High average load for IO?

2.279 / 5.000
Hello
After I got an upgrade to version 2.29-183 in March 2024, the CPU load is permanently 100%. However, But I cannot find a running task that creates a corresponding load.

[root@ipfire ~]# uptime
  09:32:34 Up 13 Days, 22:46, 1 User, Load Average: 1.00, 1.00, 1.00

[root@ipfire ~]# top
TOP - 09:34:29 Up 13 Days, 22:48, 1 User, Load Average: 1.00, 1.00, 1.00
Tasks: 139 Total, 1 Running, 138 Sleeping, 0 Stoped, 0 Zombie
%CPU0: 0.0/0.0 0 [] %CPU1: 0.0/0.0 0 []
%CPU2: 0.0/0.0 0 [] %CPU3: 0.0/0.7 1 []
Give Mem: 5.5/7.6 [] Give Swap: 0.0/1.0 []
 Unknown Command - Try 'H' For Help
 PID User PR NI VIRTI %CPU %Mem Time+ S Command
 1 root 20 0 2.5m 1.5m 0.0 0: 15.29 s Init
 336 root 20 0 13.0m 4.6m 0.0 0.1 0: 00.04 S `- Systemd-Udevd
 381 root 20 0 12.2m 3.7m 0.0 0.0 0: 00.00 D `- (UDEV worker)
 679 root 20 0 26.5m 5.1m 0.0 0.1 0: 00.10 s `- udevd
 1922 Root 20 0 5.3m 3.6m 0.0 0 0 1: 39.73 S `- VNSTATD




[root@ipfire ~]# w
 09:37:24 Up 13 Days, 22:51, 1 User, Load Average: 1.00, 1.00, 1.00
User Tty Login@ Idle JCPU PCU What
Root PTS/0 08:41 0.00S 0.05S? W
[root@ipfire ~]# ps -eo s, user, cmd | Grep ^[Rd] | Sort | Uniq -c | Sort -nbr | Head -20
 1 r root ps -eo s, user, cmd
 1 D root (UDEV worker)

I have read that IO-Tasks can generate high load (UDEV Worker?).
My system:
Ipfire version Ipfire 2.29 (X86_64) - Core187
Pakfire version 2.29-X86_64
Kernel Version Linux Ipfire.rs 6.6.32-IPFire #1 SMP Preempt_Dynamic Mon Jun 10 19:01:56 GMT 2024 X86_64 Intel (R) Celeron (R) J6412 @ 2.00GHz Genuineinel GNU/Linux

Who can help me. Thank you in advance.
Torsten

PS.: Excuse me my bad English.

Hi @oberp

Welcome to the IPFire community.

The graph you have shown is not the cpu %, it is the load average graph which is extremely difficult to interpret what it is saying.

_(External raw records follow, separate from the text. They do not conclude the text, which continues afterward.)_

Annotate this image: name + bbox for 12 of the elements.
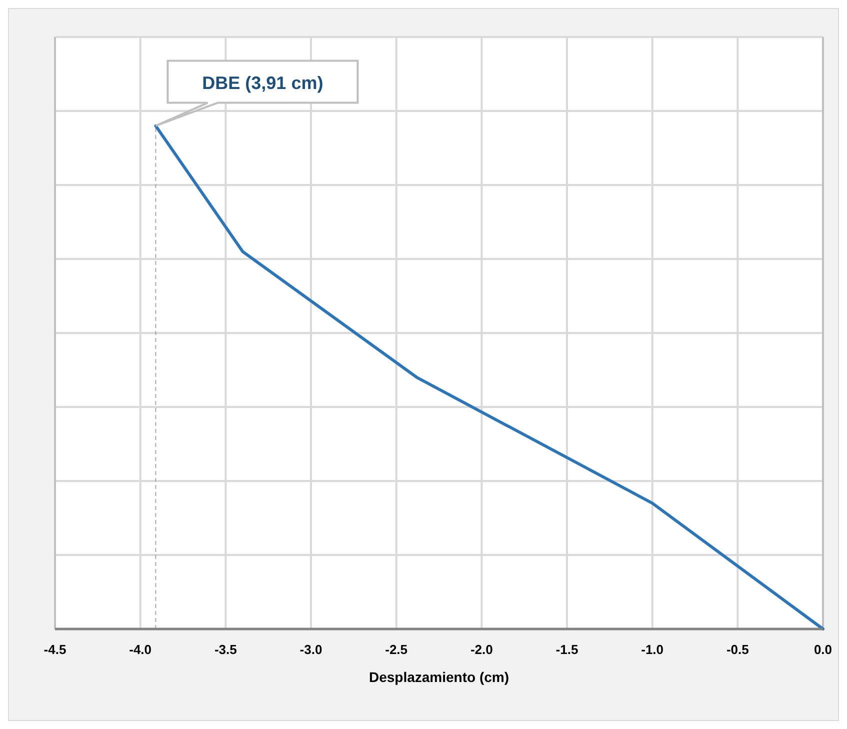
x-tick-label: -0.5 [726, 642, 749, 657]
x-axis-title: Desplazamiento (cm) [368, 669, 510, 685]
x-tick-label: -2.5 [385, 642, 408, 657]
x-tick-label: -4.5 [44, 642, 66, 657]
text: DBE (3,91 cm) [202, 72, 324, 93]
x-tick-label: -1.5 [556, 642, 578, 657]
x-tick-label: -3.5 [214, 642, 237, 657]
x-tick-label: -2.0 [470, 642, 493, 657]
x-tick-label: 0.0 [814, 642, 832, 657]
x-tick-label: -3.0 [300, 642, 322, 657]
x-tick-label: -4.0 [129, 642, 152, 657]
x-tick-label: -1.0 [641, 642, 664, 657]
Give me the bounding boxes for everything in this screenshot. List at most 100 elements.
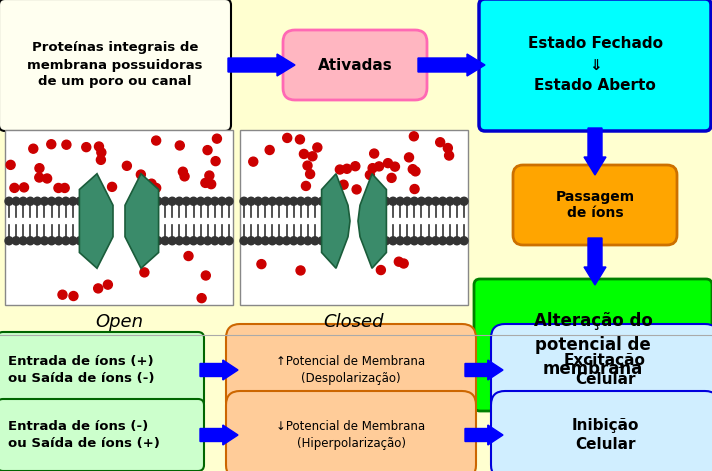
Circle shape [283, 197, 290, 205]
Circle shape [205, 171, 214, 180]
Circle shape [313, 143, 322, 152]
FancyBboxPatch shape [226, 324, 476, 416]
Circle shape [268, 237, 276, 245]
FancyBboxPatch shape [479, 0, 711, 131]
Circle shape [95, 142, 103, 151]
Circle shape [211, 237, 219, 245]
Circle shape [201, 271, 210, 280]
Circle shape [382, 197, 390, 205]
Circle shape [375, 162, 384, 171]
Circle shape [394, 257, 403, 266]
Circle shape [276, 237, 283, 245]
Circle shape [247, 197, 255, 205]
Circle shape [404, 153, 414, 162]
Circle shape [439, 237, 446, 245]
Circle shape [147, 197, 155, 205]
Circle shape [197, 293, 206, 303]
Circle shape [19, 183, 28, 192]
Text: Estado Fechado
⇓
Estado Aberto: Estado Fechado ⇓ Estado Aberto [528, 36, 662, 94]
Text: Inibição
Celular: Inibição Celular [571, 418, 639, 453]
Circle shape [33, 237, 41, 245]
Circle shape [308, 152, 317, 161]
Circle shape [417, 197, 425, 205]
FancyBboxPatch shape [240, 130, 468, 305]
Circle shape [396, 197, 404, 205]
FancyBboxPatch shape [513, 165, 677, 245]
Circle shape [446, 237, 454, 245]
Circle shape [204, 197, 211, 205]
Text: Open: Open [95, 313, 143, 331]
Circle shape [389, 197, 397, 205]
Circle shape [453, 237, 461, 245]
Circle shape [368, 163, 377, 173]
Circle shape [301, 181, 310, 190]
FancyBboxPatch shape [0, 0, 231, 131]
Circle shape [97, 148, 106, 157]
Circle shape [377, 266, 385, 275]
Circle shape [268, 197, 276, 205]
Circle shape [351, 162, 360, 171]
Polygon shape [465, 425, 503, 445]
Circle shape [212, 134, 221, 143]
Circle shape [152, 136, 161, 145]
Circle shape [296, 266, 305, 275]
Circle shape [168, 197, 177, 205]
Circle shape [90, 197, 98, 205]
Circle shape [175, 237, 183, 245]
Circle shape [28, 144, 38, 153]
Circle shape [403, 197, 412, 205]
Circle shape [55, 237, 63, 245]
Circle shape [290, 237, 298, 245]
Polygon shape [358, 174, 387, 268]
Circle shape [297, 237, 305, 245]
Circle shape [41, 197, 48, 205]
Circle shape [140, 197, 148, 205]
Circle shape [409, 132, 419, 141]
Circle shape [240, 237, 248, 245]
Circle shape [154, 237, 162, 245]
Text: Proteínas integrais de
membrana possuidoras
de um poro ou canal: Proteínas integrais de membrana possuido… [27, 41, 203, 89]
Circle shape [375, 197, 383, 205]
Circle shape [365, 171, 375, 179]
Circle shape [384, 159, 392, 168]
Circle shape [179, 167, 187, 176]
Circle shape [48, 197, 56, 205]
Circle shape [90, 237, 98, 245]
Circle shape [140, 237, 148, 245]
Circle shape [460, 237, 468, 245]
Circle shape [161, 237, 169, 245]
Circle shape [396, 237, 404, 245]
Circle shape [154, 197, 162, 205]
Circle shape [54, 184, 63, 193]
Circle shape [240, 197, 248, 205]
Circle shape [58, 290, 67, 299]
Circle shape [439, 197, 446, 205]
Circle shape [69, 197, 77, 205]
Circle shape [305, 170, 315, 179]
Circle shape [247, 237, 255, 245]
Circle shape [19, 237, 27, 245]
Circle shape [182, 237, 190, 245]
Circle shape [304, 237, 312, 245]
Circle shape [417, 237, 425, 245]
Circle shape [175, 197, 183, 205]
Text: Passagem
de íons: Passagem de íons [555, 190, 634, 220]
Circle shape [424, 237, 432, 245]
Circle shape [161, 197, 169, 205]
Circle shape [325, 237, 333, 245]
Circle shape [94, 284, 103, 293]
Circle shape [218, 237, 226, 245]
Text: Entrada de íons (+)
ou Saída de íons (-): Entrada de íons (+) ou Saída de íons (-) [8, 355, 155, 385]
Circle shape [225, 237, 233, 245]
Polygon shape [80, 174, 113, 268]
FancyBboxPatch shape [0, 399, 204, 471]
Circle shape [47, 140, 56, 149]
Circle shape [431, 237, 439, 245]
Circle shape [203, 146, 212, 154]
Circle shape [399, 259, 408, 268]
Circle shape [189, 237, 197, 245]
Circle shape [375, 237, 383, 245]
FancyBboxPatch shape [474, 279, 712, 411]
Text: Closed: Closed [324, 313, 384, 331]
Circle shape [403, 237, 412, 245]
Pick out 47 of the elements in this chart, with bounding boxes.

The cpu graph is on the same WUI page but the graph above the Load Average graph.
Does that cpu graph show 100% of system or user cpu usage?

EDIT:
I missed that you had provided top output and this shows that the cpu has virtually no load.

On that basis I would not worry about the Load Average Graph. I have no idea what it is actually telling you. I would have to go and look at the code to figure that out.
I believe it is a composite calculation of several things but what the final result actually means, I have no idea.

Hello Adolf

Thanks for the quick help.

The other two diagrams on the “System” page look like this:

At the graphic “Load Average Graph” (first post) you can see how the CPU load increases from 0 to 100% with the upgrade from 03/15/24.

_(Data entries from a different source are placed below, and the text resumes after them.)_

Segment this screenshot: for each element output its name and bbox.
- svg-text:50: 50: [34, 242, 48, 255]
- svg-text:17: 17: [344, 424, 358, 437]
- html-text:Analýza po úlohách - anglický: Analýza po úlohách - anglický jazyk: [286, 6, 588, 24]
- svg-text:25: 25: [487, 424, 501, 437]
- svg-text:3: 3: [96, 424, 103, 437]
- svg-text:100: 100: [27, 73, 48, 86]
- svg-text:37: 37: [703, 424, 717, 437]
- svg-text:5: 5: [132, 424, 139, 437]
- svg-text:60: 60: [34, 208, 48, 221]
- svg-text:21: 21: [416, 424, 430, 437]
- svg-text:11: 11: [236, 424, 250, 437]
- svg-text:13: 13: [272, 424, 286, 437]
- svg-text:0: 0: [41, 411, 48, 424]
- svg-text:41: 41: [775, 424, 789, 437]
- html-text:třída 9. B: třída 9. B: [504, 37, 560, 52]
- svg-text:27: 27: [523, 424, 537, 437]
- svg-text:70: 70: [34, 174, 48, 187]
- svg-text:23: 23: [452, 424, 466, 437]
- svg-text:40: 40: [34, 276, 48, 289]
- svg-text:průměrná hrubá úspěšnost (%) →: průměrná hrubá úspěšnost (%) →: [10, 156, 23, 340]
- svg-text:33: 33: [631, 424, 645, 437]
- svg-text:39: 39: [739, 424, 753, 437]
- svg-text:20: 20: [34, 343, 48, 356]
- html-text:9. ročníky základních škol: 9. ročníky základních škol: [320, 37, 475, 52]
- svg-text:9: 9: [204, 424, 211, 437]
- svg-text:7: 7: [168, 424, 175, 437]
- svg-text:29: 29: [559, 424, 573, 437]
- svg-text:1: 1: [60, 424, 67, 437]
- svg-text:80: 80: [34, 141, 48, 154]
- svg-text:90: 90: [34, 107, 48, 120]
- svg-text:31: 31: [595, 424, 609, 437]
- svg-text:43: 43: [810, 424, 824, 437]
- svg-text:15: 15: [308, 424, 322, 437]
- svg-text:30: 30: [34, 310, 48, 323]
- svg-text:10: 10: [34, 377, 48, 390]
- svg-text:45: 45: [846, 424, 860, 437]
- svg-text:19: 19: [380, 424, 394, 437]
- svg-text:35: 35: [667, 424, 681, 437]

The computer on which Ipfire runs is only passive and the cooling ribs are always quite warm (approx. 45 ° C) without great data traffic.
The CPU load is not really bad now either. Maybe the problem will take care of one of the next upgrades on its own 
 :slight_smile:
Thanks again,
greetings Torsten

Yes, I can see that it has gone up. However it is not 100%. The axis of that graph is average number of processes, so it is at a level of 1 process. You can have it go higher, on my system currently there was recently a peak up to 1.25 average number of processes and on the wiki page it shows a peak value of 4 processes load average for a short time.

I understand that as it occurred after an update and that it is staying at that higher level, it gives concerns but unfortunately I have no idea how to figure out what is making it do that.

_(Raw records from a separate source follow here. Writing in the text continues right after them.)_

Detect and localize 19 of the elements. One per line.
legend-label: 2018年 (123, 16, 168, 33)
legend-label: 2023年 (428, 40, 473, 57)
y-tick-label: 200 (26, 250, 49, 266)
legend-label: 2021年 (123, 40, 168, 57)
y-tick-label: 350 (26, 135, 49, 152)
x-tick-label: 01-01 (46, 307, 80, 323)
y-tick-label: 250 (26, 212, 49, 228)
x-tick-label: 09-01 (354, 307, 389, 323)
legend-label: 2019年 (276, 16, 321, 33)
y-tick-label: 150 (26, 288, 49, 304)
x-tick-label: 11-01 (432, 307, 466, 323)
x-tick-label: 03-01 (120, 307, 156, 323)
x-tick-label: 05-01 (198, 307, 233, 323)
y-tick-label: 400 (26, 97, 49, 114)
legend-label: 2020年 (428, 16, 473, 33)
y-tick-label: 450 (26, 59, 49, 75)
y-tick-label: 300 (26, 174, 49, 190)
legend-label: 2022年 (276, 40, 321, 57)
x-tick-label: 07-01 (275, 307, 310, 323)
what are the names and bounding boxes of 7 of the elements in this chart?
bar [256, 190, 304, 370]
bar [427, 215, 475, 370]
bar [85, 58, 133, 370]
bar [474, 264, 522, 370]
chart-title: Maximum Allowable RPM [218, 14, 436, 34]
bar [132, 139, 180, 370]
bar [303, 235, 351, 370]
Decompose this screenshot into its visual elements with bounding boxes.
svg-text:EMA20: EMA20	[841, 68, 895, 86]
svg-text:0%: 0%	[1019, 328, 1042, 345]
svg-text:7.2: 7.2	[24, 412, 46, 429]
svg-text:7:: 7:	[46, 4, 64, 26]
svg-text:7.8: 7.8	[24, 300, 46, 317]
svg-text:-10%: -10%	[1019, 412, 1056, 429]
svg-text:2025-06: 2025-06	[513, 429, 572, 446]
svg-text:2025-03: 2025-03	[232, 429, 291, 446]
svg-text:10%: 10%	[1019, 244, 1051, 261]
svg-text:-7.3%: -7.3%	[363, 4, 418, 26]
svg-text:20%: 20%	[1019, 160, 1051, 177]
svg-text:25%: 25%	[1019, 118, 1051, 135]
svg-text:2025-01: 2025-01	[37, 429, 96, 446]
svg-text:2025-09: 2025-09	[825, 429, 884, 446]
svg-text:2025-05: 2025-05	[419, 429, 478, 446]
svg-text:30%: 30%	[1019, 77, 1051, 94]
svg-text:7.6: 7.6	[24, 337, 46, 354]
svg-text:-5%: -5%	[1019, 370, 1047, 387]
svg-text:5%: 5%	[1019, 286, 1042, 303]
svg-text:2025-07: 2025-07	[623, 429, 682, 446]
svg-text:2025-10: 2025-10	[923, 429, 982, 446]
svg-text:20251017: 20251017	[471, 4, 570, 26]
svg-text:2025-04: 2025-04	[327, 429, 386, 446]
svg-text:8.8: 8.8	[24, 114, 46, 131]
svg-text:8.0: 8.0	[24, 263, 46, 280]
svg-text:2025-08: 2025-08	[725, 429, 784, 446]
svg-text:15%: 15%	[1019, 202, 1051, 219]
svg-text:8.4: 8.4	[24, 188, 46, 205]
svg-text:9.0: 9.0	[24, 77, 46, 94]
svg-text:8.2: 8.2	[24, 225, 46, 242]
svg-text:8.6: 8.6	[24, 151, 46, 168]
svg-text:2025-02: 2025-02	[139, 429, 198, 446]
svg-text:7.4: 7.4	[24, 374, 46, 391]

Your cpu level is running on average at 0.25% with a max value of 3%. Based on that is why I would say not to worry about the Load Average Graph.

This seems to be a graph that raises more questions than it is able to answer and it is not one that I usually bother looking at as I don’t know what it is telling me.

Sorry I can not help more. Maybe someone else has some other ideas.

2 Likes

Hello Adolf

Yes, i can see that it has gone up. However it is not 100%. The axis of that graph is average Number of Processes, so it is at a level of 1 process.

Ok, if you can read, it is clear :slight_smile:
I keep an eye on the diagram and get back here when something happens in this regard (after an upgrade ?).

Thanks again for the help.
Greetings Torsten

Just for fun here is my graph


cpu graph

Are you using some addons or features which may have gone into an intensive ‘listen loop’?
My values for the same period are
1 minute: 0.11 5 minutes:0.09 15 minutes: 0.07

Addons are apcupsd, QoS, OpenVPN.

The question was directed to @oberp. :wink:

Hello Bernhard
Addons in use: hostapd, htop, iotop, iperf3, lshw, nmap
services in use: cron, dhcp, dns proxy, logging, ntp, open-vpn, proxy, web

Greetings Torsten

I don’t have an answer. I will just add that load is not necessarily tied to cpu directly. Your Celeron J6412 has 4 cores. It can represent number of running processes if I remember correctly. What I remember is any load value that is less than number of cores is considered acceptable. In other words, if your load exceeds 4.0, then things will really bog down. The fact that you are at 25% of that capacity means things are still in a “normal” range. But still, it is unusual and different from before your C183 update and should be investigated. Could you show a screenshot of your Services page? Including services and process.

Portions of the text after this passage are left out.